アメリカの精神分析家、マーガレット・マーラーによって提唱された分離個体化理論 (separation-individuation theory) は、母子の実験室観察に基づいて提示した発達理論です。簡単にいうと母子関係の発達段階にはプロセスがあり、その発達段階の状況によってその後の子供の人格形成に影響を与え、自立した個人が実現されていくというものです。
様々な関係性の問題が3歳までに作られて、無意識下に残り、その後の人生に転写されていく、三つ子の魂百までとはよく言ったものです。精神分析ではこのことに気がつくことにより、体験することにより、自覚することにより、次の段階に進めていくというようなことを行います。
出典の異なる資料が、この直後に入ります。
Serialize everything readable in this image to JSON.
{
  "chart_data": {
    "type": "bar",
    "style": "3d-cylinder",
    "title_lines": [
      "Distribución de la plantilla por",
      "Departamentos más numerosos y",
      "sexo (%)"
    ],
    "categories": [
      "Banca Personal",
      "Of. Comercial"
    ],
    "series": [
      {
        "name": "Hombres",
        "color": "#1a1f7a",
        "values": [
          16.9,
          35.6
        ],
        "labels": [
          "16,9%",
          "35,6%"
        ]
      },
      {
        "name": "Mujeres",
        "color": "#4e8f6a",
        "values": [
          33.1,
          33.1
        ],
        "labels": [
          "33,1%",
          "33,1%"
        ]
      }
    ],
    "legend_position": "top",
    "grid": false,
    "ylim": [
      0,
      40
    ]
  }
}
無意識下の葛藤、トラウマを扱っていると、こうした分離固体化のイメージやテーマが表出してくる場合があります。
具体的にはこういう感じです。
分離個体化の過程
正常な自閉期
0~1ヶ月。自己と他者の識別がなく、欲求が内部で全面的に満たされる。
正常な共生期
2~5ヶ月。内部と外部の識別が生じるが、母親とは全能的な一体感を持つ。
分離個体化期
分化期
5~9ヶ月。母親を対象として認識し、母親を特定化する
練習期
9~15ヶ月。基地としての母親、母親から離れ近くを動き回り探索する
再接近期
15~24ヶ月。母親を別の存在として認識し、両価傾向を持つ
再個体化期
25~36ヶ月。情緒的対象恒常性が萌芽し、母親表象が統合化され、母親の不在に耐え母親から離れて他の子どもと遊ぶ
自己の上に人体活動を通じて自我が生まれてきますのでここまでの経験が十分になされていないと、うまく次の段階に行けないことになります。